Feature	Sulphur 2	10Eros
Focus	General Text-to-Video	Optimized Image-to-Video
Censorship	None	None
Prompt enhancement	Recommended	Required
VRAM (FP8)	~12 GB	~12 GB
VRAM (BF16)	~16 GB	~16 GB
Native audio	Yes	Yes
Max duration	20 sec	20 sec
LoRA compatible	Yes (with caution)	cond_safe only

The choice between the two depends on your workflow. If you’re starting from scratch with a text prompt, Sulphur 2 is the natural choice. If you have a starting image (a frame, a render, a photo) and want to animate it, 10Eros is superior thanks to its optimized merge. In practice, many creators use both: generate a first frame with an image generation model (Flux, SDXL), then animate it with 10Eros.

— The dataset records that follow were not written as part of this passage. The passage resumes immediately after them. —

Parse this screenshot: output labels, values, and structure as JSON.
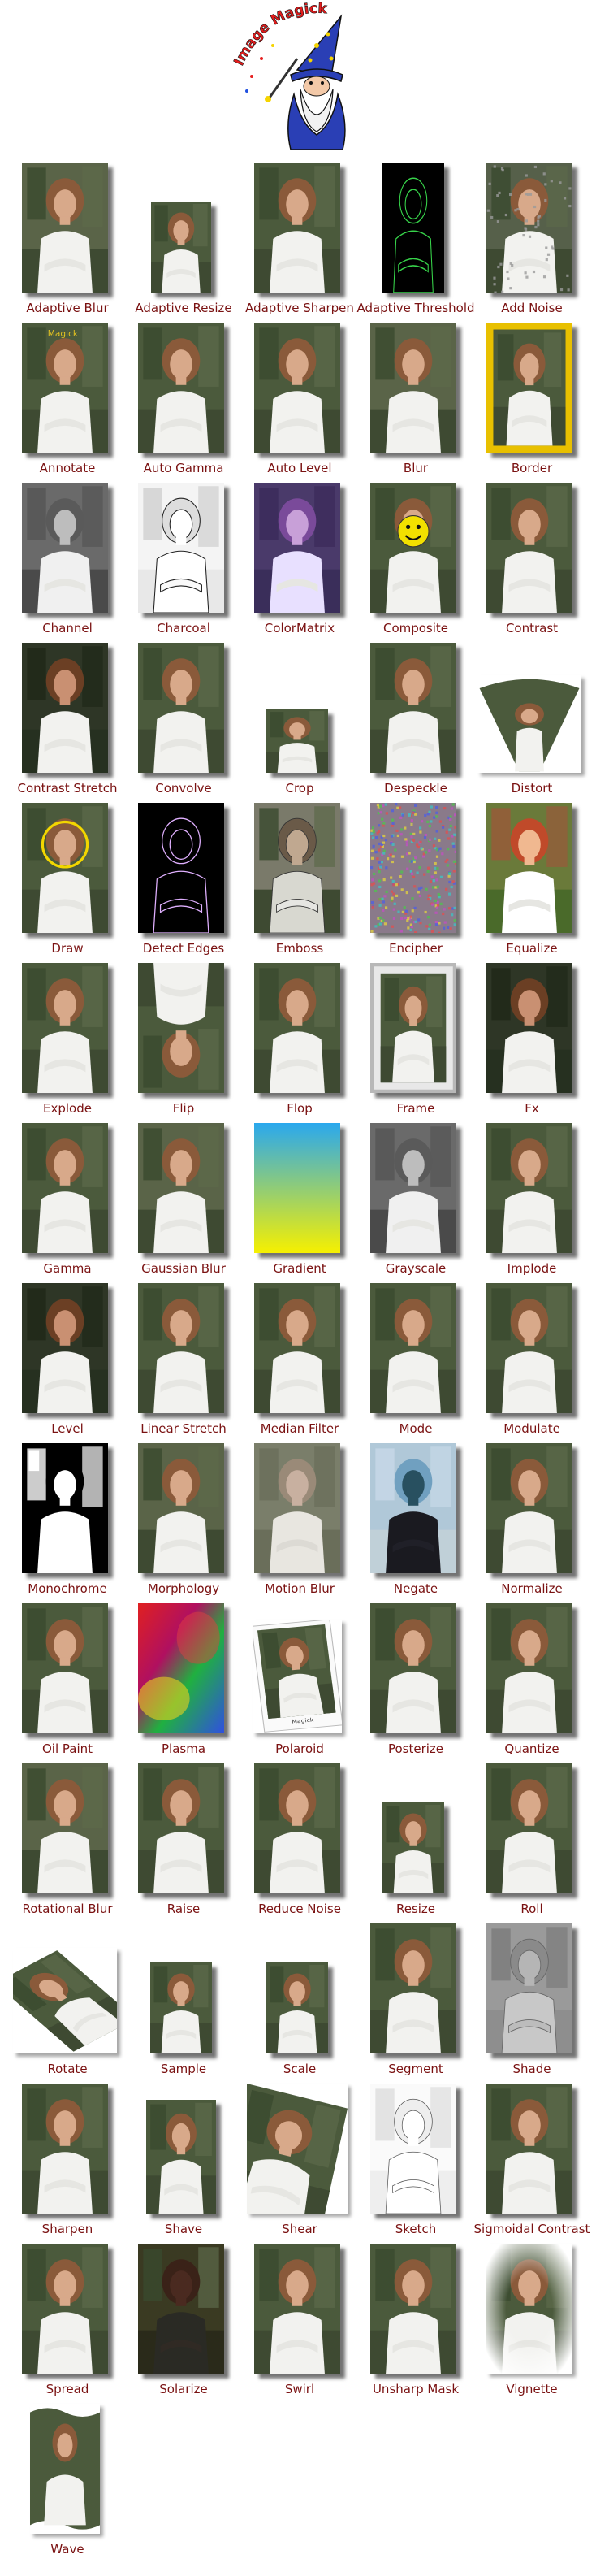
{
  "logo": {
    "text": "Image Magick"
  },
  "effects": [
    {
      "label": "Adaptive Blur",
      "variant": "blur",
      "w": 106,
      "h": 160
    },
    {
      "label": "Adaptive Resize",
      "variant": "photo",
      "w": 74,
      "h": 112
    },
    {
      "label": "Adaptive Sharpen",
      "variant": "photo",
      "w": 106,
      "h": 160
    },
    {
      "label": "Adaptive Threshold",
      "variant": "threshold",
      "w": 76,
      "h": 160
    },
    {
      "label": "Add Noise",
      "variant": "noise",
      "w": 106,
      "h": 160
    },
    {
      "label": "Annotate",
      "variant": "annotate",
      "w": 106,
      "h": 160
    },
    {
      "label": "Auto Gamma",
      "variant": "photo",
      "w": 106,
      "h": 160
    },
    {
      "label": "Auto Level",
      "variant": "photo",
      "w": 106,
      "h": 160
    },
    {
      "label": "Blur",
      "variant": "blur",
      "w": 106,
      "h": 160
    },
    {
      "label": "Border",
      "variant": "border",
      "w": 106,
      "h": 160
    },
    {
      "label": "Channel",
      "variant": "gray",
      "w": 106,
      "h": 160
    },
    {
      "label": "Charcoal",
      "variant": "charcoal",
      "w": 106,
      "h": 160
    },
    {
      "label": "ColorMatrix",
      "variant": "colormatrix",
      "w": 106,
      "h": 160
    },
    {
      "label": "Composite",
      "variant": "composite",
      "w": 106,
      "h": 160
    },
    {
      "label": "Contrast",
      "variant": "photo",
      "w": 106,
      "h": 160
    },
    {
      "label": "Contrast Stretch",
      "variant": "dark",
      "w": 106,
      "h": 160
    },
    {
      "label": "Convolve",
      "variant": "photo",
      "w": 106,
      "h": 160
    },
    {
      "label": "Crop",
      "variant": "photo",
      "w": 76,
      "h": 78
    },
    {
      "label": "Despeckle",
      "variant": "photo",
      "w": 106,
      "h": 160
    },
    {
      "label": "Distort",
      "variant": "distort",
      "w": 128,
      "h": 120
    },
    {
      "label": "Draw",
      "variant": "draw",
      "w": 106,
      "h": 160
    },
    {
      "label": "Detect Edges",
      "variant": "edges",
      "w": 106,
      "h": 160
    },
    {
      "label": "Emboss",
      "variant": "emboss",
      "w": 106,
      "h": 160
    },
    {
      "label": "Encipher",
      "variant": "encipher",
      "w": 106,
      "h": 160
    },
    {
      "label": "Equalize",
      "variant": "equalize",
      "w": 106,
      "h": 160
    },
    {
      "label": "Explode",
      "variant": "photo",
      "w": 106,
      "h": 160
    },
    {
      "label": "Flip",
      "variant": "flip",
      "w": 106,
      "h": 160
    },
    {
      "label": "Flop",
      "variant": "photo",
      "w": 106,
      "h": 160
    },
    {
      "label": "Frame",
      "variant": "frame",
      "w": 106,
      "h": 160
    },
    {
      "label": "Fx",
      "variant": "dark",
      "w": 106,
      "h": 160
    },
    {
      "label": "Gamma",
      "variant": "photo",
      "w": 106,
      "h": 160
    },
    {
      "label": "Gaussian Blur",
      "variant": "blur",
      "w": 106,
      "h": 160
    },
    {
      "label": "Gradient",
      "variant": "gradient",
      "w": 106,
      "h": 160
    },
    {
      "label": "Grayscale",
      "variant": "gray",
      "w": 106,
      "h": 160
    },
    {
      "label": "Implode",
      "variant": "photo",
      "w": 106,
      "h": 160
    },
    {
      "label": "Level",
      "variant": "dark",
      "w": 106,
      "h": 160
    },
    {
      "label": "Linear Stretch",
      "variant": "photo",
      "w": 106,
      "h": 160
    },
    {
      "label": "Median Filter",
      "variant": "photo",
      "w": 106,
      "h": 160
    },
    {
      "label": "Mode",
      "variant": "photo",
      "w": 106,
      "h": 160
    },
    {
      "label": "Modulate",
      "variant": "photo",
      "w": 106,
      "h": 160
    },
    {
      "label": "Monochrome",
      "variant": "mono",
      "w": 106,
      "h": 160
    },
    {
      "label": "Morphology",
      "variant": "blur",
      "w": 106,
      "h": 160
    },
    {
      "label": "Motion Blur",
      "variant": "motion",
      "w": 106,
      "h": 160
    },
    {
      "label": "Negate",
      "variant": "negate",
      "w": 106,
      "h": 160
    },
    {
      "label": "Normalize",
      "variant": "photo",
      "w": 106,
      "h": 160
    },
    {
      "label": "Oil Paint",
      "variant": "photo",
      "w": 106,
      "h": 160
    },
    {
      "label": "Plasma",
      "variant": "plasma",
      "w": 106,
      "h": 160
    },
    {
      "label": "Polaroid",
      "variant": "polaroid",
      "w": 110,
      "h": 140
    },
    {
      "label": "Posterize",
      "variant": "photo",
      "w": 106,
      "h": 160
    },
    {
      "label": "Quantize",
      "variant": "photo",
      "w": 106,
      "h": 160
    },
    {
      "label": "Rotational Blur",
      "variant": "blur",
      "w": 106,
      "h": 160
    },
    {
      "label": "Raise",
      "variant": "photo",
      "w": 106,
      "h": 160
    },
    {
      "label": "Reduce Noise",
      "variant": "photo",
      "w": 106,
      "h": 160
    },
    {
      "label": "Resize",
      "variant": "photo",
      "w": 76,
      "h": 112
    },
    {
      "label": "Roll",
      "variant": "photo",
      "w": 106,
      "h": 160
    },
    {
      "label": "Rotate",
      "variant": "rotate",
      "w": 128,
      "h": 130
    },
    {
      "label": "Sample",
      "variant": "photo",
      "w": 76,
      "h": 112
    },
    {
      "label": "Scale",
      "variant": "photo",
      "w": 76,
      "h": 112
    },
    {
      "label": "Segment",
      "variant": "photo",
      "w": 106,
      "h": 160
    },
    {
      "label": "Shade",
      "variant": "shade",
      "w": 106,
      "h": 160
    },
    {
      "label": "Sharpen",
      "variant": "photo",
      "w": 106,
      "h": 160
    },
    {
      "label": "Shave",
      "variant": "photo",
      "w": 86,
      "h": 140
    },
    {
      "label": "Shear",
      "variant": "shear",
      "w": 124,
      "h": 160
    },
    {
      "label": "Sketch",
      "variant": "sketch",
      "w": 106,
      "h": 160
    },
    {
      "label": "Sigmoidal Contrast",
      "variant": "photo",
      "w": 106,
      "h": 160
    },
    {
      "label": "Spread",
      "variant": "photo",
      "w": 106,
      "h": 160
    },
    {
      "label": "Solarize",
      "variant": "solarize",
      "w": 106,
      "h": 160
    },
    {
      "label": "Swirl",
      "variant": "photo",
      "w": 106,
      "h": 160
    },
    {
      "label": "Unsharp Mask",
      "variant": "photo",
      "w": 106,
      "h": 160
    },
    {
      "label": "Vignette",
      "variant": "vignette",
      "w": 106,
      "h": 160
    },
    {
      "label": "Wave",
      "variant": "wave",
      "w": 86,
      "h": 160
    }
  ]
}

The open-source AI video landscape

As of May 2026, the open-source video model landscape has polarized around two main contenders:

Model	Parameters	Speed	Audio	Max Duration	Key Strength
LTX 2.3	22B total	⚡ 18x vs WAN	Native	20 sec	Speed + audio
WAN 2.2	14B MoE	🐢	No	5 sec (extendable)	Cinematic quality
Sulphur 2	9B	⚡	Native	20 sec	Uncensored T2V
10Eros	9B	⚡	Native	20 sec	Uncensored I2V

WAN 2.2 remains the reference for pure visual quality, especially for cinematic motion and subject coherence. But it generates only 5-second videos (extendable with tricks), has no native audio, and is much slower. LTX 2.3 and its derivatives like Sulphur 2 win on speed, duration, and audio. The optimal strategy many are adopting: rapid prototyping with LTX/Sulphur, final refinement with WAN 2.2.

Outside the open-source world, commercial models (Sora 2, Veo 3.1, Kling 3.0) offer superior quality, native 4K, and multi-shot storytelling, but at costs ranging from $0.10 to $0.50 per second of generated video.

The bottom line

Key points:

Sulphur 2 unlocks LTX 2.3 by removing all censorship: generates any content without filters
10Eros is the optimized variant for image-to-video, with advanced weight merging
LTX 2.3 remains ~18x faster than WAN 2.2, with native audio and videos up to 20 seconds
The open-source AI video landscape now has a real uncensored alternative

We’re not at the point where an open-source model generates better video than Veo 3 or Sora 2. But we are at the point where you can generate exactly what you want, without anyone deciding for you what’s acceptable. And that’s a difference that goes beyond visual quality.